Fetish Club bedarf einer geschichteten Betrachtung: Äußerlich ist es vor allem eine Slapstick-Komödie, die ihren Humor aus der Diskrepanz zwischen „normalen“ Menschen und „Fetisch-Menschen“ bezieht. Da werden eben die submissiven Jungs am nächsten Morgen nackt auf die Straße gestellt und der Milchmann wundert sich. Oder es finden Dialoge statt, wie „Hör auf, Peter Stromstöße zu geben“. Das ist mal mehr, mal weniger lustig und funktioniert nur bedingt im Jahre 2014. So gesehen ist der Film ein Kind seiner Zeit und nicht allzu gut gealtert. Spannender ist da die dem Film eingewebte politische Komponente, die versucht, auf viele verschiedene Arten klarzumachen, dass es solch eine strikte Einteilung in moralisch gute Menschen und Perverse nicht gibt. Denn wieso ist ein Abgeordneter, der früher als Schuldirektor mit großem Vergnügen Jungs den Hintern versohlt hat, moralisch erhabener als zwei Sadomasochisten, die ihre Sexualität einvernehmlich ausleben?

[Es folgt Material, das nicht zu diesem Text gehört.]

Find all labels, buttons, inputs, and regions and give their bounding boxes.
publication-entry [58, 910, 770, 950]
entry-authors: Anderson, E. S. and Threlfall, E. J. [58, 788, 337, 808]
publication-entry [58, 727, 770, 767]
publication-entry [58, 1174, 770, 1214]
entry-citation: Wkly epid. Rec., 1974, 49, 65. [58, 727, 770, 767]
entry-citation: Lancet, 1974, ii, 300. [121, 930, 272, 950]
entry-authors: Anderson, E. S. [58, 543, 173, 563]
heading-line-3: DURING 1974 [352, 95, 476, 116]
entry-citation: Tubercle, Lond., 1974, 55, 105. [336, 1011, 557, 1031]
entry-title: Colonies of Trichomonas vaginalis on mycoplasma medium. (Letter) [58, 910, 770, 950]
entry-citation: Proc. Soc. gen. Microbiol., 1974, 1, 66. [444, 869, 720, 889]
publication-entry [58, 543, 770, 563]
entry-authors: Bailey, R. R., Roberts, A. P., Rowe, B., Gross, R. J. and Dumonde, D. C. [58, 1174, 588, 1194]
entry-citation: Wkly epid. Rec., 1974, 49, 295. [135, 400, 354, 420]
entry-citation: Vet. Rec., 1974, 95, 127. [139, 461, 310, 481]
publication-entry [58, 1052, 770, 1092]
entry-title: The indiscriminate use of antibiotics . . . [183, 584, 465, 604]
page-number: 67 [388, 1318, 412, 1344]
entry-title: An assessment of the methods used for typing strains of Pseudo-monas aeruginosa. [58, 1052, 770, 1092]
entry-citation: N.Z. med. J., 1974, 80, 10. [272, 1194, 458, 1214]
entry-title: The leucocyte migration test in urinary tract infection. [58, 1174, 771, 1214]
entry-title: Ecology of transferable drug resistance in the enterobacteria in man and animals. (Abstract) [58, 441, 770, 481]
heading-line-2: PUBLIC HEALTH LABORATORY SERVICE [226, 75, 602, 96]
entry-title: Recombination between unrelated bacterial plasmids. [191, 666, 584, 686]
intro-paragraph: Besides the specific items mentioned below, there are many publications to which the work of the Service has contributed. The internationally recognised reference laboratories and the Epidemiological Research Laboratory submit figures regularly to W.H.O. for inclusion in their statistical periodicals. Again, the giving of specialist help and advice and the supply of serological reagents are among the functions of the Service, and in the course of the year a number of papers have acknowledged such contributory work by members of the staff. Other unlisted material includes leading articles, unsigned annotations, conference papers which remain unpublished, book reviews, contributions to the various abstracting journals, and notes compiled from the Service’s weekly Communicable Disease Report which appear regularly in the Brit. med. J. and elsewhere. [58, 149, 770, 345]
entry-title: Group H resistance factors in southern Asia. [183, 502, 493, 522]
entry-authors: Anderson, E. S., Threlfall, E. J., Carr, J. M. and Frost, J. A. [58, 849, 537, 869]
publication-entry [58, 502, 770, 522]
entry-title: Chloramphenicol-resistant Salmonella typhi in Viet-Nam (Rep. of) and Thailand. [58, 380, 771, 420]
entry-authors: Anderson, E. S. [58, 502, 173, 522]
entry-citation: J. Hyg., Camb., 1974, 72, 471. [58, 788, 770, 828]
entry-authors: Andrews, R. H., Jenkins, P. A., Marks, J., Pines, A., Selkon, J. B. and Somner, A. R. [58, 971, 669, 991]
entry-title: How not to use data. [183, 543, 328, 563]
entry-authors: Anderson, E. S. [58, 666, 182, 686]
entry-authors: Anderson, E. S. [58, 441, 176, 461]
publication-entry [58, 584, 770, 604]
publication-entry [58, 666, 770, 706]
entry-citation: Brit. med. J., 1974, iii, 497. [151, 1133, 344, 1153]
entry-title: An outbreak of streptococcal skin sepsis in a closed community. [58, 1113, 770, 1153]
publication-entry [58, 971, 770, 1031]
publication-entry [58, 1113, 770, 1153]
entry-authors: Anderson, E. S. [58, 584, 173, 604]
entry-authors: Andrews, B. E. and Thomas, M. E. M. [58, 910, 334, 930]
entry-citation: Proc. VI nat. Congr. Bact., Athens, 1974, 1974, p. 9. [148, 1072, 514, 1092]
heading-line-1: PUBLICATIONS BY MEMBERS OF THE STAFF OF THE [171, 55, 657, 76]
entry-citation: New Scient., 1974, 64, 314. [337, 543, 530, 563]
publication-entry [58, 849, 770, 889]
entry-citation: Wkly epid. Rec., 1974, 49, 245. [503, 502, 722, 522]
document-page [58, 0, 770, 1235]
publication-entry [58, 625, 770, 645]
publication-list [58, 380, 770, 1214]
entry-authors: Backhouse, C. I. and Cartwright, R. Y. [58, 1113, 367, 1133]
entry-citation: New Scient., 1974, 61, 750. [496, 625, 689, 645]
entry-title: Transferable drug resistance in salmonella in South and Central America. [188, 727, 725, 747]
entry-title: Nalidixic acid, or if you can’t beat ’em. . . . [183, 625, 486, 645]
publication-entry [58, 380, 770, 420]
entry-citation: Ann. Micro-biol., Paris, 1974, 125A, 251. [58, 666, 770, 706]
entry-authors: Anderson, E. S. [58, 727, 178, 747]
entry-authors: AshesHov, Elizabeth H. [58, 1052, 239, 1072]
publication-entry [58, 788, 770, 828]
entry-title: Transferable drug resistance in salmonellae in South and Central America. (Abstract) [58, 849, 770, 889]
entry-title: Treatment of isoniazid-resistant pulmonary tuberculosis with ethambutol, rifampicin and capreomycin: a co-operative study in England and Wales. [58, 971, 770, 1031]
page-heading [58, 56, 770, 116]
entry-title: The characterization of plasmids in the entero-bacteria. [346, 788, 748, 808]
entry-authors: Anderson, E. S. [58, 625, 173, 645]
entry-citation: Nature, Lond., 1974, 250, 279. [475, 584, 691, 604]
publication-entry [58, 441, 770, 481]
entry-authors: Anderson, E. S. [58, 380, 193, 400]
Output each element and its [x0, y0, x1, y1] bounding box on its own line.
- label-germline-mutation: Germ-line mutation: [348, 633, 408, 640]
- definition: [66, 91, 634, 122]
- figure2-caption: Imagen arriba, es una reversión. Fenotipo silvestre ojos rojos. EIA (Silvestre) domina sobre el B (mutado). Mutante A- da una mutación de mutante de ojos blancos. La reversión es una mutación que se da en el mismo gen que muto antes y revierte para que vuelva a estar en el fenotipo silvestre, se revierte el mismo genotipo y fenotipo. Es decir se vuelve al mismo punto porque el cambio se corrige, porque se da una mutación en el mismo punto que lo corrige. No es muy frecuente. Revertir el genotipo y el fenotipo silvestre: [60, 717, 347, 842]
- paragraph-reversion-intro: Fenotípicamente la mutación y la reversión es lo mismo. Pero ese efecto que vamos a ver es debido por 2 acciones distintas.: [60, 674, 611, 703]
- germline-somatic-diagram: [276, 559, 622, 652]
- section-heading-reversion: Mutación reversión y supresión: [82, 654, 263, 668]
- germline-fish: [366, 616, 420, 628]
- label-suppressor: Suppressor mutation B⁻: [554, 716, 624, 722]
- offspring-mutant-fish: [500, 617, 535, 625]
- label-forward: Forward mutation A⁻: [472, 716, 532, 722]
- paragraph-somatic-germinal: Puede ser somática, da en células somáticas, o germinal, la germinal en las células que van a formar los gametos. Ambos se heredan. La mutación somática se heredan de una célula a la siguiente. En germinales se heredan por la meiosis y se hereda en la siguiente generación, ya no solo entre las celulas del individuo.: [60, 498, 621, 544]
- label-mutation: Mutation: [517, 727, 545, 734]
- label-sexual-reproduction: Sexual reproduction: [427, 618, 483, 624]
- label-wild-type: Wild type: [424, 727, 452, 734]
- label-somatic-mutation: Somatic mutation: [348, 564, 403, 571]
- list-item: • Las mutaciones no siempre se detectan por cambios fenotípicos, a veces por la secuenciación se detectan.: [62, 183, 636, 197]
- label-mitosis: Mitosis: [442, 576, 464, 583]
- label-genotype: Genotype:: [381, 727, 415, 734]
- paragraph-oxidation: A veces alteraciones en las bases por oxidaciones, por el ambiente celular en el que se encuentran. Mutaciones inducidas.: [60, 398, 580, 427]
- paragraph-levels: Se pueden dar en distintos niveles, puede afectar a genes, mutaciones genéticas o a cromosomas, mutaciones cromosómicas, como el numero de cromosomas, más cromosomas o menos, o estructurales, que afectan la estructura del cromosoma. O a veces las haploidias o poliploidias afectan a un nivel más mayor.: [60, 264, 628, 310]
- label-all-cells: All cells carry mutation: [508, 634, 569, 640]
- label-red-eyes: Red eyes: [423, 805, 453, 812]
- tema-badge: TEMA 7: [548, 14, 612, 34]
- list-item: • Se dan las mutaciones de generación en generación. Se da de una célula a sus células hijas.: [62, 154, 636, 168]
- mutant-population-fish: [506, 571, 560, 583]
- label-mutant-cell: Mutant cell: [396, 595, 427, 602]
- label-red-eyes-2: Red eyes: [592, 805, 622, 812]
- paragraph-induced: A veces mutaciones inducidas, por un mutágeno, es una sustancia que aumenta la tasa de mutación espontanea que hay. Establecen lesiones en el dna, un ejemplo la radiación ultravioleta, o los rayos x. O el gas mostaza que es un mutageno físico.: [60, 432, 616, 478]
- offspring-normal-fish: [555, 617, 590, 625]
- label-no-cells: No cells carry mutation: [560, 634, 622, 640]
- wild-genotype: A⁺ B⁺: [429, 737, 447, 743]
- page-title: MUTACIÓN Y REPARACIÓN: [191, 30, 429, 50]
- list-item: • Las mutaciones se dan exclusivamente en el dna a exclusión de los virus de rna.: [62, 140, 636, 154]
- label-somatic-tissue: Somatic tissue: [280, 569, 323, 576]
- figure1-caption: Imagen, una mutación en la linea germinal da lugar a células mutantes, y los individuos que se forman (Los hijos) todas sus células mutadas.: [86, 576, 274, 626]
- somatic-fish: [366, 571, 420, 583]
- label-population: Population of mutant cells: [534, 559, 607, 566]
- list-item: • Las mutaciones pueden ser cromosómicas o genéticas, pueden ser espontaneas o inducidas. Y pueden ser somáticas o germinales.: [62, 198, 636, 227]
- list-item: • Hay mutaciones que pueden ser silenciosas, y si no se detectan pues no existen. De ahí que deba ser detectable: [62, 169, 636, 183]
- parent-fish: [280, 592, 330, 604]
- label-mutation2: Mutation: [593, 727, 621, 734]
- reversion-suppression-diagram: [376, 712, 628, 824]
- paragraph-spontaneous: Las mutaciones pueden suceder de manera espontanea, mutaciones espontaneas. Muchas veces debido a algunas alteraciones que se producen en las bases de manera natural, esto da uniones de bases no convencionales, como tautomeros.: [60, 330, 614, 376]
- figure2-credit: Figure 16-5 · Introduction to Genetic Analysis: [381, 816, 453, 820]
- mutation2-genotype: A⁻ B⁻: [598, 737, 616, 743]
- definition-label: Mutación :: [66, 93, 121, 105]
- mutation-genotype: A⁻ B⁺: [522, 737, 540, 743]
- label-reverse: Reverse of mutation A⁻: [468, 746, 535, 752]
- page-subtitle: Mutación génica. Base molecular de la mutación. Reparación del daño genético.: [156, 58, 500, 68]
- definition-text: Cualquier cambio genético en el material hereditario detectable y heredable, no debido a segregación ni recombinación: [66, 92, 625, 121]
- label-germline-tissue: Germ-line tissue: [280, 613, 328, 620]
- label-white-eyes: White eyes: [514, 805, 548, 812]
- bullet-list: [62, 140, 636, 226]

Die beste Art Fetish Club zu sehen, ist wohl den Film als ein Stück politische Filmgeschichte zu betrachten, als Kultfilm der späten 1990er Jahre, der in seiner Aussage noch immer Bestand hat. Ein Sehvergnügen ist er allemal: vor allem die Clubsequenzen sprühen nur so vor künstlerisch-exzentrischen Momenten, überbordenden Kostümen und einer Ausstattung, die Fetisch mit Kunst und Fantasie verknüpft. Hier, wo sich die Szene von damals vor der Kamera ausstellt, finden sich die wahrlich starken Momente des Filmes wieder. Der Karneval wird gelebt, ganz wie Michail Bachtin es einst beschrieben hat. Nur mit einem Unterschied: die bunten Grenzüberschreitungen sind keine einfache Maskerade, sondern Ausdruck nach dem Wunsch frei über die eigene Sexualität bestimmen zu können.

Fetish Club

Unter den Mengen an DVD-Veröffentlichungen spült der Markt hier und da einmal eine ganz besondere Filmperle an. Diese — „Fetish Club“ — wäre fast verloren gegangen, denn die einzig noch verbliebene 35mm Kopie war stark beschädigt, obwohl der Film erst 1997 veröffentlicht wurde. Dank einer Kickstarter Kampagne, die zu großen Teilen aus der BDSM-Szene finanziert wurde, konnte dieser britische Kultfilm gerettet und digitalisiert werden. Und so landet dieses bunte Werk nun in der Videothek und bei Amazon und wird wohl so einige Zuschauer überraschen.